L'Etat tente sans cesse de contrôler la vie, mais elle déborde constamment et les égyptiens ont l'habitude de transformer les impositions de l'Etat pour les rendre habitables...
Ahmed Zaazaa, architecte, urbaniste activiste et ami de Salam enquête sur les transformations sociales, politiques et économiques, et cherche à décoder des éléments de transformations menées par les gens, notamment habitants à bas revenus dans les logements sociaux, ou par les vendeurs ambulants et les gens dans l'espace public après la Révolution. Ils nous a ainsi donné quelques clés de lecture de la ville et de la manière dont les cairotes l'habitent.
Historiquement, les Zabalines, littéralement "les gens des poubelles" ont pris en charge, spontanément des charges qui incombent en principe à l'Etat.
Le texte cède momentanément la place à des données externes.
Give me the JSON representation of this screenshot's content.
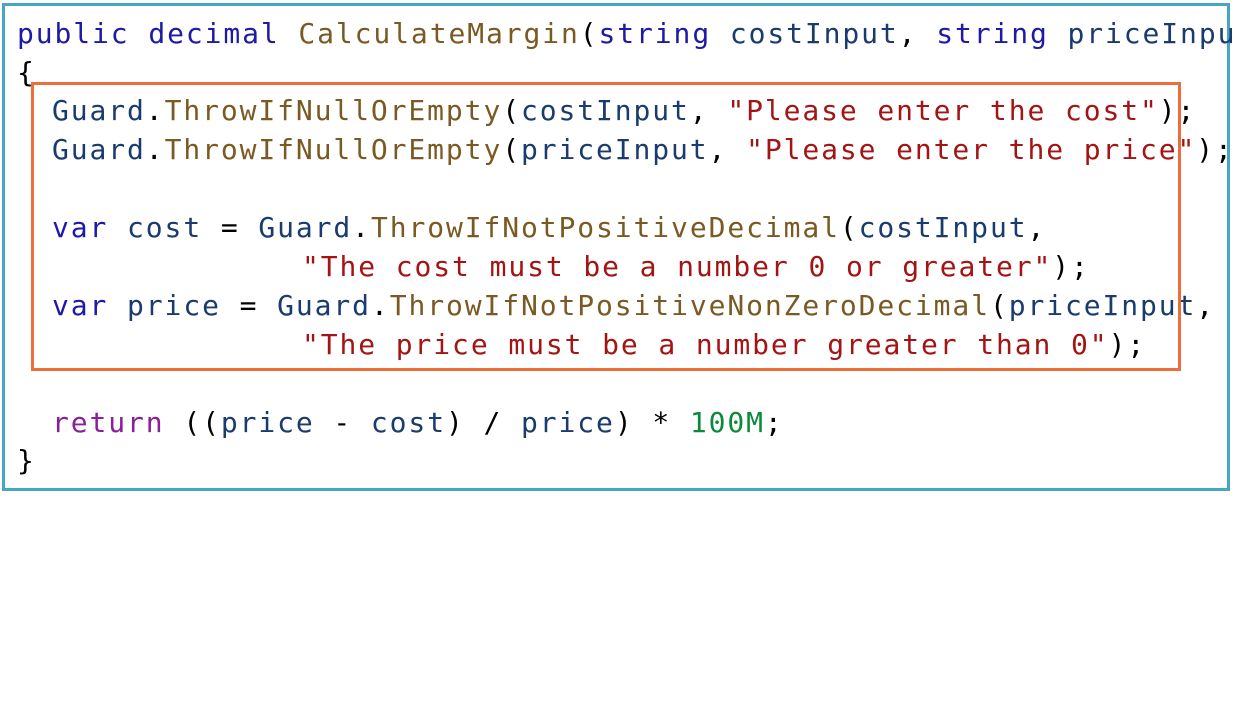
{
  "code": {
    "l1": {
      "kw1": "public",
      "kw2": "decimal",
      "method": "CalculateMargin",
      "p1": "(",
      "kw3": "string",
      "id1": "costInput",
      "p2": ",",
      "kw4": "string",
      "id2": "priceInput",
      "p3": ")"
    },
    "l2": {
      "brace": "{"
    },
    "l3": {
      "cls": "Guard",
      "dot": ".",
      "method": "ThrowIfNullOrEmpty",
      "p1": "(",
      "id": "costInput",
      "p2": ",",
      "str": "\"Please enter the cost\"",
      "p3": ");"
    },
    "l4": {
      "cls": "Guard",
      "dot": ".",
      "method": "ThrowIfNullOrEmpty",
      "p1": "(",
      "id": "priceInput",
      "p2": ",",
      "str": "\"Please enter the price\"",
      "p3": ");"
    },
    "l5": {
      "kw": "var",
      "id": "cost",
      "op": "=",
      "cls": "Guard",
      "dot": ".",
      "method": "ThrowIfNotPositiveDecimal",
      "p1": "(",
      "arg": "costInput",
      "p2": ","
    },
    "l6": {
      "str": "\"The cost must be a number 0 or greater\"",
      "p": ");"
    },
    "l7": {
      "kw": "var",
      "id": "price",
      "op": "=",
      "cls": "Guard",
      "dot": ".",
      "method": "ThrowIfNotPositiveNonZeroDecimal",
      "p1": "(",
      "arg": "priceInput",
      "p2": ","
    },
    "l8": {
      "str": "\"The price must be a number greater than 0\"",
      "p": ");"
    },
    "l9": {
      "kw": "return",
      "p1": "((",
      "id1": "price",
      "op1": "-",
      "id2": "cost",
      "p2": ")",
      "op2": "/",
      "id3": "price",
      "p3": ")",
      "op3": "*",
      "num": "100M",
      "p4": ";"
    },
    "l10": {
      "brace": "}"
    }
  },
  "colors": {
    "frame_border": "#46a6c4",
    "highlight_border": "#ee6e3a",
    "keyword": "#1f1aa6",
    "return_keyword": "#8b1e9a",
    "method": "#7a5a22",
    "identifier": "#1a3b6e",
    "string": "#a31515",
    "number": "#0b8a3a"
  }
}
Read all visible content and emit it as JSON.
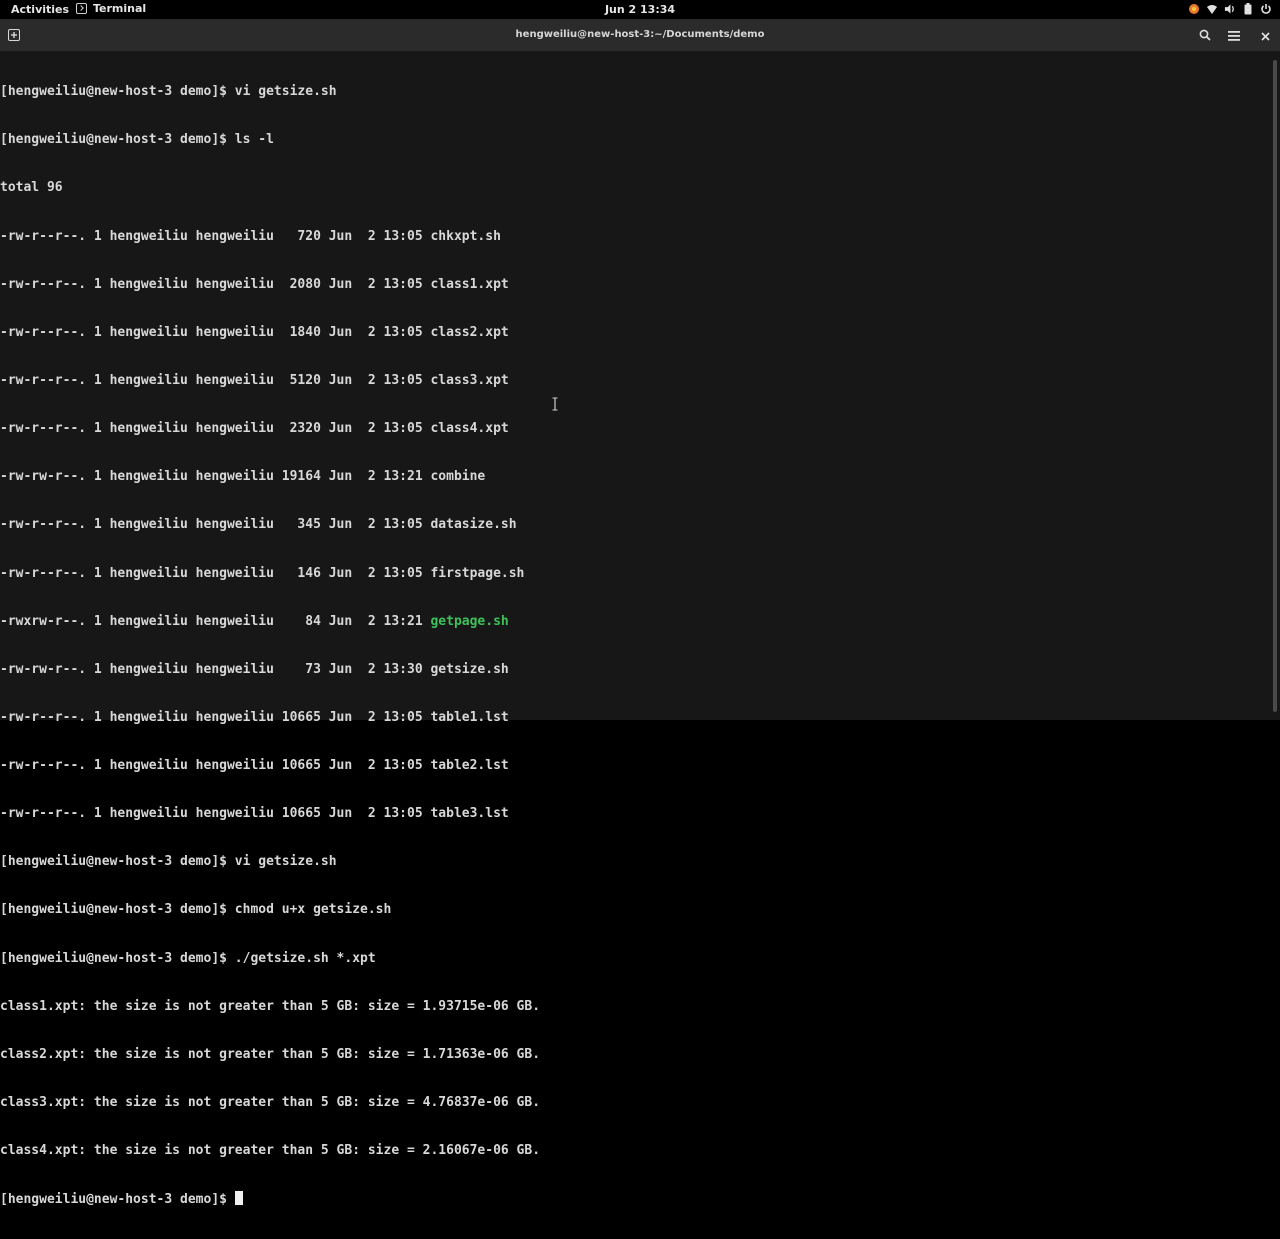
{
  "topbar": {
    "activities": "Activities",
    "app_name": "Terminal",
    "clock": "Jun 2  13:34",
    "tray_icons": [
      "firefox-update-icon",
      "wifi-icon",
      "volume-icon",
      "power-icon"
    ]
  },
  "window": {
    "title": "hengweiliu@new-host-3:~/Documents/demo",
    "buttons": {
      "new_tab": "new-tab-icon",
      "search": "search-icon",
      "menu": "hamburger-menu-icon",
      "close": "close-icon"
    }
  },
  "terminal": {
    "lines": [
      "[hengweiliu@new-host-3 demo]$ vi getsize.sh",
      "[hengweiliu@new-host-3 demo]$ ls -l",
      "total 96",
      "-rw-r--r--. 1 hengweiliu hengweiliu   720 Jun  2 13:05 chkxpt.sh",
      "-rw-r--r--. 1 hengweiliu hengweiliu  2080 Jun  2 13:05 class1.xpt",
      "-rw-r--r--. 1 hengweiliu hengweiliu  1840 Jun  2 13:05 class2.xpt",
      "-rw-r--r--. 1 hengweiliu hengweiliu  5120 Jun  2 13:05 class3.xpt",
      "-rw-r--r--. 1 hengweiliu hengweiliu  2320 Jun  2 13:05 class4.xpt",
      "-rw-rw-r--. 1 hengweiliu hengweiliu 19164 Jun  2 13:21 combine",
      "-rw-r--r--. 1 hengweiliu hengweiliu   345 Jun  2 13:05 datasize.sh",
      "-rw-r--r--. 1 hengweiliu hengweiliu   146 Jun  2 13:05 firstpage.sh",
      {
        "prefix": "-rwxrw-r--. 1 hengweiliu hengweiliu    84 Jun  2 13:21 ",
        "exec": "getpage.sh"
      },
      "-rw-rw-r--. 1 hengweiliu hengweiliu    73 Jun  2 13:30 getsize.sh",
      "-rw-r--r--. 1 hengweiliu hengweiliu 10665 Jun  2 13:05 table1.lst",
      "-rw-r--r--. 1 hengweiliu hengweiliu 10665 Jun  2 13:05 table2.lst",
      "-rw-r--r--. 1 hengweiliu hengweiliu 10665 Jun  2 13:05 table3.lst",
      "[hengweiliu@new-host-3 demo]$ vi getsize.sh",
      "[hengweiliu@new-host-3 demo]$ chmod u+x getsize.sh",
      "[hengweiliu@new-host-3 demo]$ ./getsize.sh *.xpt",
      "class1.xpt: the size is not greater than 5 GB: size = 1.93715e-06 GB.",
      "class2.xpt: the size is not greater than 5 GB: size = 1.71363e-06 GB.",
      "class3.xpt: the size is not greater than 5 GB: size = 4.76837e-06 GB.",
      "class4.xpt: the size is not greater than 5 GB: size = 2.16067e-06 GB."
    ],
    "prompt": "[hengweiliu@new-host-3 demo]$ ",
    "exec_color": "#3ec05a"
  }
}
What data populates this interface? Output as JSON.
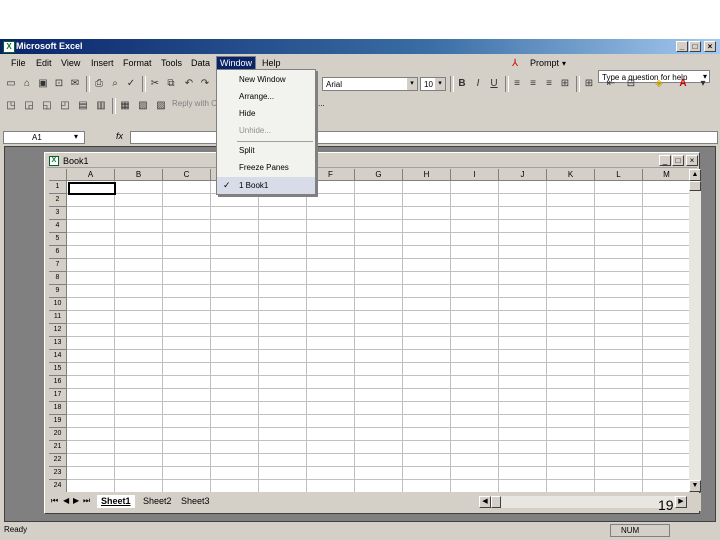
{
  "window": {
    "title": "Microsoft Excel",
    "min": "_",
    "max": "□",
    "close": "×"
  },
  "menubar": {
    "items": [
      "File",
      "Edit",
      "View",
      "Insert",
      "Format",
      "Tools",
      "Data",
      "Window",
      "Help"
    ],
    "help_placeholder": "Type a question for help",
    "help_arrow": "▾"
  },
  "toolbar": {
    "prompt_label": "Prompt",
    "font_name": "Arial",
    "font_size": "10",
    "bold": "B",
    "italic": "I",
    "underline": "U",
    "font_color_label": "A",
    "reply_label": "Reply with Changes...",
    "more": "..."
  },
  "formula": {
    "cell_ref": "A1",
    "fx": "fx",
    "arrow": "▾"
  },
  "workbook": {
    "title": "Book1",
    "min": "_",
    "max": "□",
    "close": "×"
  },
  "grid": {
    "columns": [
      "A",
      "B",
      "C",
      "D",
      "E",
      "F",
      "G",
      "H",
      "I",
      "J",
      "K",
      "L",
      "M"
    ],
    "rows": [
      "1",
      "2",
      "3",
      "4",
      "5",
      "6",
      "7",
      "8",
      "9",
      "10",
      "11",
      "12",
      "13",
      "14",
      "15",
      "16",
      "17",
      "18",
      "19",
      "20",
      "21",
      "22",
      "23",
      "24"
    ]
  },
  "sheets": [
    "Sheet1",
    "Sheet2",
    "Sheet3"
  ],
  "status": {
    "text": "Ready",
    "num": "NUM"
  },
  "window_menu": {
    "items": [
      {
        "label": "New Window",
        "disabled": false
      },
      {
        "label": "Arrange...",
        "disabled": false
      },
      {
        "label": "Hide",
        "disabled": false
      },
      {
        "label": "Unhide...",
        "disabled": true
      },
      {
        "label": "Split",
        "disabled": false
      },
      {
        "label": "Freeze Panes",
        "disabled": false
      },
      {
        "label": "1 Book1",
        "disabled": false,
        "checked": true
      }
    ],
    "check": "✓"
  },
  "slide_number": "19",
  "colors": {
    "title_bar": "#0a246a",
    "chrome": "#d4d0c8",
    "workspace": "#808080"
  }
}
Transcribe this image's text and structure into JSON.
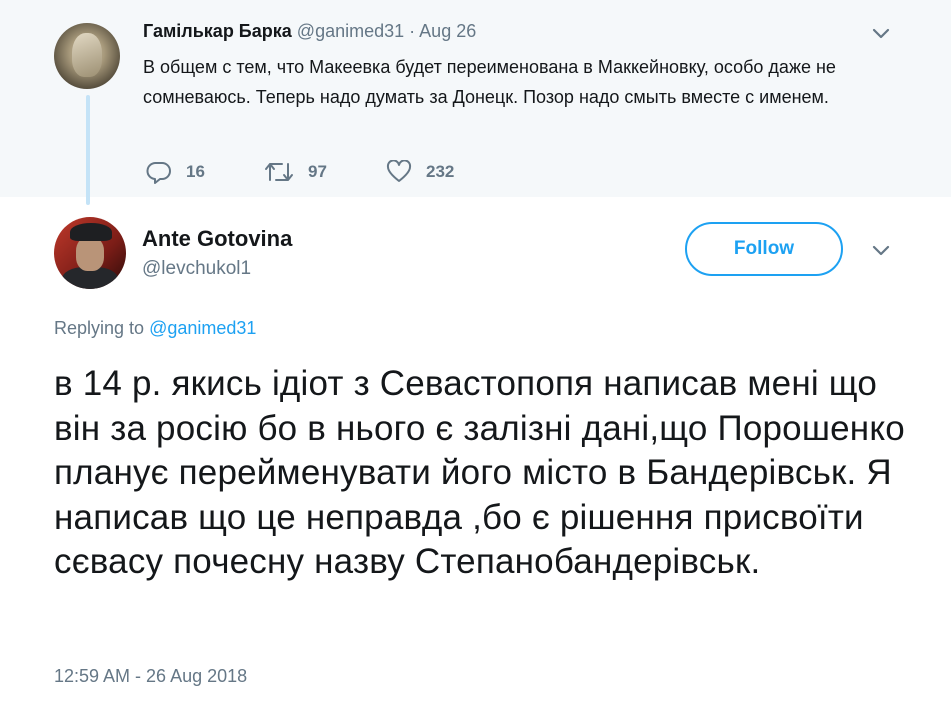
{
  "parent_tweet": {
    "author_name": "Гамількар Барка",
    "handle": "@ganimed31",
    "separator": "·",
    "date": "Aug 26",
    "text": "В общем с тем, что Макеевка будет переименована в Маккейновку, особо даже не сомневаюсь. Теперь надо думать за Донецк. Позор надо смыть вместе с именем.",
    "reply_count": "16",
    "retweet_count": "97",
    "like_count": "232"
  },
  "main_tweet": {
    "author_name": "Ante Gotovina",
    "handle": "@levchukol1",
    "follow_label": "Follow",
    "replying_prefix": "Replying to",
    "replying_to": "@ganimed31",
    "text": "в 14 р. якись ідіот з Севастопопя написав мені що він за росію бо в нього є залізні дані,що Порошенко планує перейменувати його місто в Бандерівськ. Я написав що це неправда ,бо є рішення присвоїти сєвасу почесну назву Степанобандерівськ.",
    "timestamp": "12:59 AM - 26 Aug 2018"
  },
  "colors": {
    "accent": "#1da1f2",
    "secondary_text": "#657786",
    "parent_background": "#f5f8fa",
    "thread_line": "#c4e3f7"
  },
  "icons": {
    "reply": "reply-icon",
    "retweet": "retweet-icon",
    "like": "heart-icon",
    "more": "chevron-down-icon"
  }
}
Issue de l'exode rural de paysans arrivés il y a une cinquantaine d'année sur les pentes de la colline de Moqattam au Caire, la communauté des Zabalines a, pour subsister, commencé à collecter les ordures et à les trier pour les recycler, organisant tout un quartier autour de cette activité. Et d'après Ahmed Zaazaa, les "chiffoniers du Caire" prennent aujourd'hui en charge 17% des déchets produits par la mégalopole du Caire qui compte 22 millions d'habitants, "ce qui est énorme pour une organisation informelle".
"Le cas des Zabalines est unique mais nous avons bien, ici en Egypte, un état informel, un système populaire si vous voulez... Pour vous donner un exemple très cocnret, si vous vous installez dehors, que vous posez une chaise entre deux voitures : cet espace devient vôtre, personne ne s'y garera. C'est de cette manière qu'en Egypte, de la base jusqu'au sommet de la société - chacun occupe et transforme l'espace public, se l'appropriant et le détournant de son usage premier pour habiter la ville. C'est un système complet et l'économie informelle représente à peu près 4 milliards de revenus.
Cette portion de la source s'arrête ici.